Successive South African governments and Moroccan monarchs have failed to ease the diplomatic spat characterising relations between the two bullies.

Morocco and South Africa’s rivalry stems from the continued occupation of Western Sahara by Morocco, since 1970.

Continental powerhouse South Africa, the self-styled beacon of democracy in Africa yet with a soiled human rights record, has been one of the most vocal critics of Morocco’s stance.

Such has been the animosity that all sectors, including the media, have been sucked into the bilateral war that heightened during South Africa’s just-ended chairmanship of the African Union (AU).

Moroccan media have singled out South African President, Cyril Ramaphosa, and his predecessors, for alleged bias on the North African country’s occupation Western Sahara.

South Africa’s foreign minister, Naledi Pandor, is the latest official to receive the media’s backlash on Mzanzi’s stance against Morocco’s occupation of the disputed territory.

So severe is the spat between the two countries that it has degenerated the world’s most beautiful game into an ugly turn of events.

Both are highly ambitious countries and while Africa is a nonentity in global football, they both have bid for the World Cup.

In that regard, South Africa emerged the winner and hosted the historic 2010 edition that Morocco also bid for.

South Africa lost the bidding of the 2006 tournament to Germany, where Morocco’s bid performed embarrassingly.

Morocco and South Africa have never voted for each other’s bid to host the jamboree.

Qatar will host the 2022 edition.

Canada, Mexico and the United States, will host the 2026 World Cup.

Morocco’s bid was rejected.

So, with coincidence, Chiefs are in the same Confederations of African Football (CAF) Champions League alongside Morocco’s Wydad Casablanca.

They are in Group C, alongside Horoya (Guinea) and Petro Atletico (Angola).

Wydad were supposed to host Chiefs on Saturday but the game is hanging in the balance.

The Royal Moroccan Football Federation (RMFF), in a letter to CAF, stated the match could not proceed “due to due to health and safety related to the recent developments of COVID-19.”

Chiefs, appearing in the group stages of Africa’s premier club competition, have been left in a limbo after the denial of visas to their travelling contingent.

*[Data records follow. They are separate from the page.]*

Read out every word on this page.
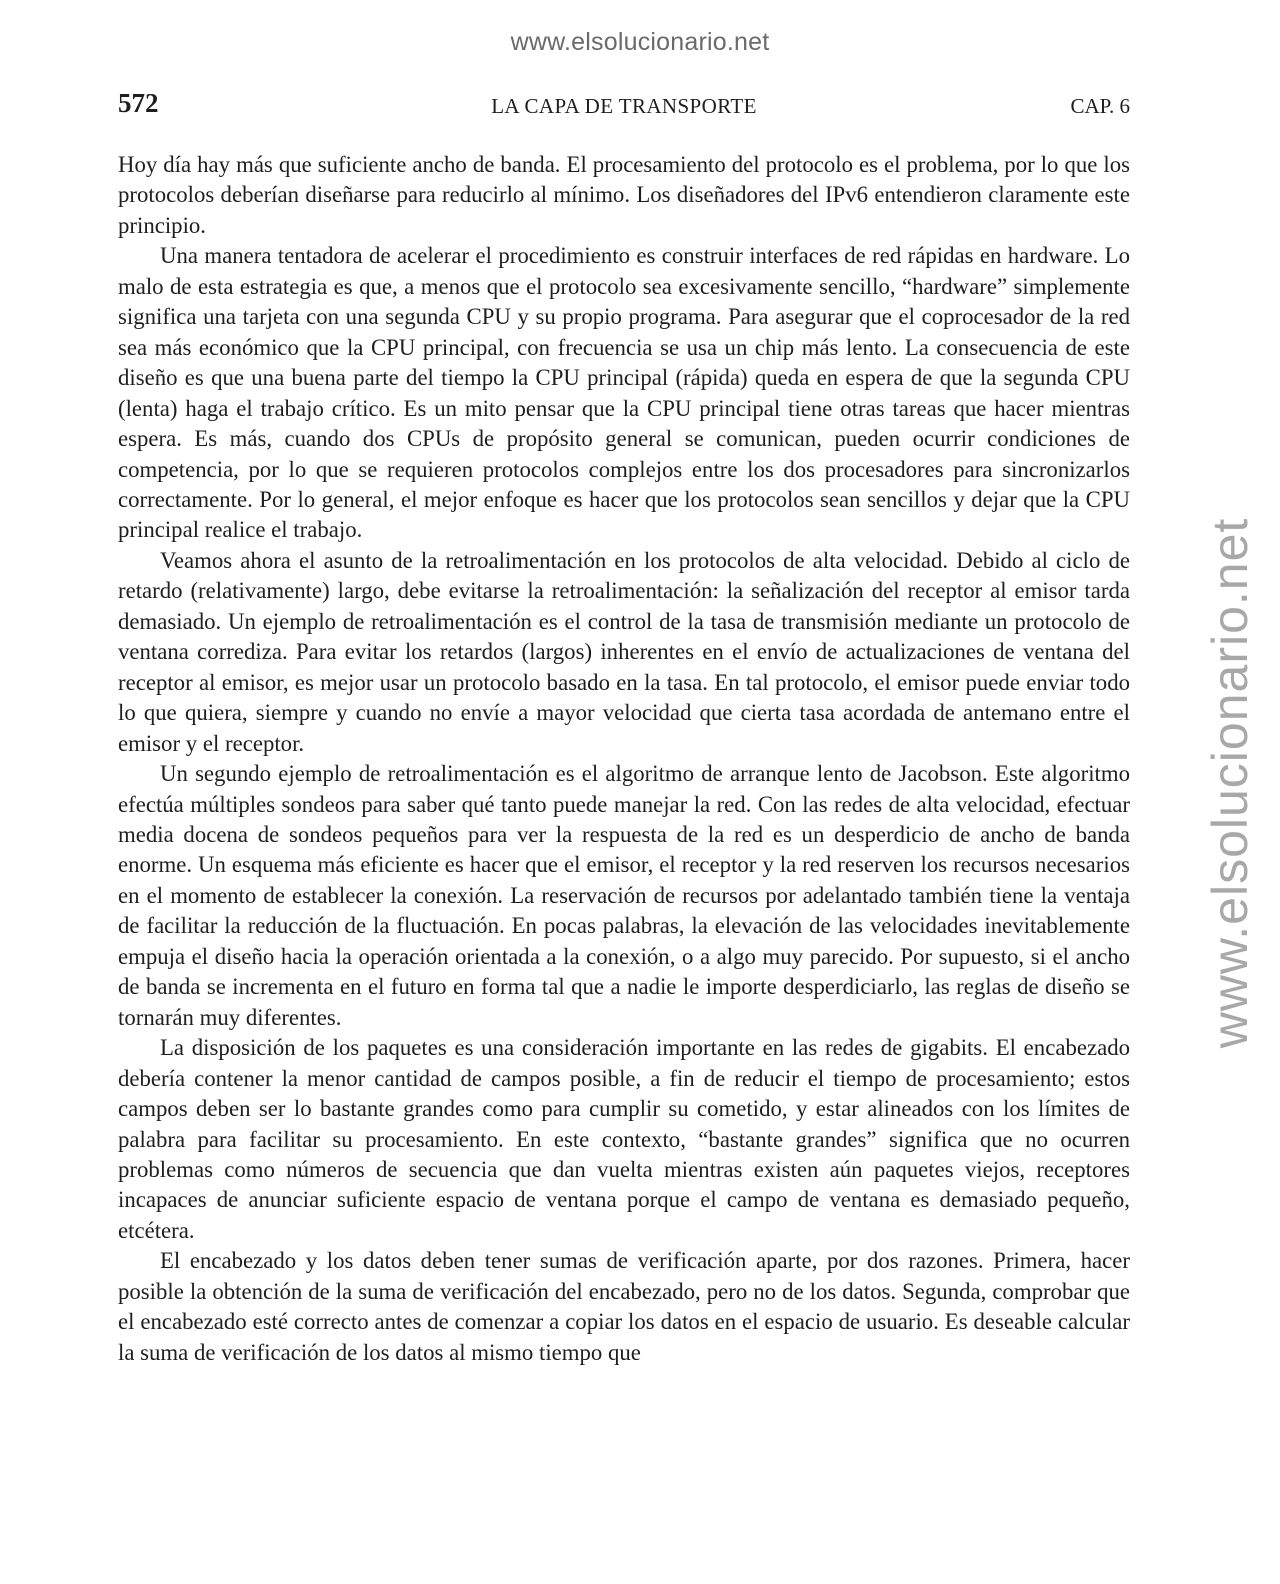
www.elsolucionario.net
www.elsolucionario.net
572	LA CAPA DE TRANSPORTE	CAP. 6

Hoy día hay más que suficiente ancho de banda. El procesamiento del protocolo es el problema, por lo que los protocolos deberían diseñarse para reducirlo al mínimo. Los diseñadores del IPv6 entendieron claramente este principio.

Una manera tentadora de acelerar el procedimiento es construir interfaces de red rápidas en hardware. Lo malo de esta estrategia es que, a menos que el protocolo sea excesivamente sencillo, “hardware” simplemente significa una tarjeta con una segunda CPU y su propio programa. Para asegurar que el coprocesador de la red sea más económico que la CPU principal, con frecuencia se usa un chip más lento. La consecuencia de este diseño es que una buena parte del tiempo la CPU principal (rápida) queda en espera de que la segunda CPU (lenta) haga el trabajo crítico. Es un mito pensar que la CPU principal tiene otras tareas que hacer mientras espera. Es más, cuando dos CPUs de propósito general se comunican, pueden ocurrir condiciones de competencia, por lo que se requieren protocolos complejos entre los dos procesadores para sincronizarlos correctamente. Por lo general, el mejor enfoque es hacer que los protocolos sean sencillos y dejar que la CPU principal realice el trabajo.

Veamos ahora el asunto de la retroalimentación en los protocolos de alta velocidad. Debido al ciclo de retardo (relativamente) largo, debe evitarse la retroalimentación: la señalización del receptor al emisor tarda demasiado. Un ejemplo de retroalimentación es el control de la tasa de transmisión mediante un protocolo de ventana corrediza. Para evitar los retardos (largos) inherentes en el envío de actualizaciones de ventana del receptor al emisor, es mejor usar un protocolo basado en la tasa. En tal protocolo, el emisor puede enviar todo lo que quiera, siempre y cuando no envíe a mayor velocidad que cierta tasa acordada de antemano entre el emisor y el receptor.

Un segundo ejemplo de retroalimentación es el algoritmo de arranque lento de Jacobson. Este algoritmo efectúa múltiples sondeos para saber qué tanto puede manejar la red. Con las redes de alta velocidad, efectuar media docena de sondeos pequeños para ver la respuesta de la red es un desperdicio de ancho de banda enorme. Un esquema más eficiente es hacer que el emisor, el receptor y la red reserven los recursos necesarios en el momento de establecer la conexión. La reservación de recursos por adelantado también tiene la ventaja de facilitar la reducción de la fluctuación. En pocas palabras, la elevación de las velocidades inevitablemente empuja el diseño hacia la operación orientada a la conexión, o a algo muy parecido. Por supuesto, si el ancho de banda se incrementa en el futuro en forma tal que a nadie le importe desperdiciarlo, las reglas de diseño se tornarán muy diferentes.

La disposición de los paquetes es una consideración importante en las redes de gigabits. El encabezado debería contener la menor cantidad de campos posible, a fin de reducir el tiempo de procesamiento; estos campos deben ser lo bastante grandes como para cumplir su cometido, y estar alineados con los límites de palabra para facilitar su procesamiento. En este contexto, “bastante grandes” significa que no ocurren problemas como números de secuencia que dan vuelta mientras existen aún paquetes viejos, receptores incapaces de anunciar suficiente espacio de ventana porque el campo de ventana es demasiado pequeño, etcétera.

El encabezado y los datos deben tener sumas de verificación aparte, por dos razones. Primera, hacer posible la obtención de la suma de verificación del encabezado, pero no de los datos. Segunda, comprobar que el encabezado esté correcto antes de comenzar a copiar los datos en el espacio de usuario. Es deseable calcular la suma de verificación de los datos al mismo tiempo que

“With just under 12 hours before the squad is due to depart for Morocco, members of the traveling party have not been issued with visas to enter the
North African country despite applications being submitted timeously” the club stated ahead of the match.

Indications are that the fixture will be played a neutral venue.

Tebogo Motlanthe, the newly-appointed South African Football Association Chief Executive Officer, told local media the organisation was resolving the deadlock.

“We are aware of the issue. The association is working on it‚” Motlanthe said.